Sharon and his party, however, promise more of the same.
Indeed, the issue of leadership, trumpeted as the main selling card of the new political agglomeration, is also its Achilles' heel. The resilience of Israel's democracy depends as much on adherence to the rules of the game and the integrity of its leaders as on their policies. To hinge the fate of the country and its citizens on any one individual, however robust, is - as the events of this week so dramatically highlight - a monumental mistake.
The reordering of the political map in anticipation of the forthcoming elections is not only salubrious, it is vital. Nevertheless, the presentation of new and lucid choices should not cloud the judgment of the electorate. Kadima, despite its tender age, is a solid reality because it mirrors, in its makeup and outlook, the opinions of many Israelis. It does not, and cannot, replace the peace camp.

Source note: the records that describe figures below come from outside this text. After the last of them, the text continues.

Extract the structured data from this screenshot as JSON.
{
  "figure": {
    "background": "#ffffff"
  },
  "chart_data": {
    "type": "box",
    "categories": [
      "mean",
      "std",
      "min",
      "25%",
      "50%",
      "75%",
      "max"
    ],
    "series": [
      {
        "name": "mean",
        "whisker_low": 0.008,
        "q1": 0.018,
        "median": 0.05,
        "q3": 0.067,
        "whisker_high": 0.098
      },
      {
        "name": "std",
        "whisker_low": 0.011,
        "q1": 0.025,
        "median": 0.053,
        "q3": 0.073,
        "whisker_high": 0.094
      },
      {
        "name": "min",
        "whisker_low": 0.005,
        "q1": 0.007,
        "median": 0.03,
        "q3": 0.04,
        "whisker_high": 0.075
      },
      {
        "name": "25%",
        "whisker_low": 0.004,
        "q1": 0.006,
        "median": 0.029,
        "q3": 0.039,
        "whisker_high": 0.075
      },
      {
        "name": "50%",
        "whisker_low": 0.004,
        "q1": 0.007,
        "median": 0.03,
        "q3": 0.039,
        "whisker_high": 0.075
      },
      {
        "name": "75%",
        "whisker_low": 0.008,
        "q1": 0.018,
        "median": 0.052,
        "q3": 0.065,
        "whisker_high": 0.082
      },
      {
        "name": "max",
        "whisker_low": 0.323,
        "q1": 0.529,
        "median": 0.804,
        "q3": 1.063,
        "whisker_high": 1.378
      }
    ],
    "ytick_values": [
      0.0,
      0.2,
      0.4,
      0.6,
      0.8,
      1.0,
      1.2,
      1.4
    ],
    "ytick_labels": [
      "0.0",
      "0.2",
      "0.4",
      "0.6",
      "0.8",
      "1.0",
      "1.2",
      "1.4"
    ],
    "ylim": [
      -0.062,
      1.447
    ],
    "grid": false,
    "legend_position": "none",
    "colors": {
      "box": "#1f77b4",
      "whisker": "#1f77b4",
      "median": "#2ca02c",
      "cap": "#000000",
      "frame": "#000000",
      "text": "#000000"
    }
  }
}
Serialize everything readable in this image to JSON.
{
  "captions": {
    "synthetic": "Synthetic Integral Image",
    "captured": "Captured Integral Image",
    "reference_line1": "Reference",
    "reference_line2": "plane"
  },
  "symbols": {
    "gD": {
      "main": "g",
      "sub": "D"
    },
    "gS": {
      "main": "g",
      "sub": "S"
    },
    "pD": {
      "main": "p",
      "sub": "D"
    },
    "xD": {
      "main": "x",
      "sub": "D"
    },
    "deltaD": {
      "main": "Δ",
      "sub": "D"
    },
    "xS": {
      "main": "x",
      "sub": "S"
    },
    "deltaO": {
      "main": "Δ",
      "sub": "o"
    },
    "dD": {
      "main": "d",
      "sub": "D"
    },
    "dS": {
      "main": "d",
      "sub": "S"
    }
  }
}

If these elections are to have any meaning, then Israeli voters would be well-advised to avoid what they do all too often - try to outsmart the system, and by extension themselves. In curious, often bizarre, ways, they expend inordinate energy on finding ways to employ their vote to simultaneously weaken their political rivals, shore up faltering politicians, construct future coalitions, and even determine their composition. The strategic vote is consistently used and abused in this country. Perhaps for once, this round, voters would be wise to simply indicate their preference by casting their ballot for the party which best represents their worldviews.
For this Israeli peacenik, the 2006 elections are not confusing at all. Ariel Sharon and his team are not an option. The choice lies between the parties to his left who can lead the country along a clear and honest path to greater peace, justice, democracy and human security.
The writer, a political scientist, is a former Meretz MK.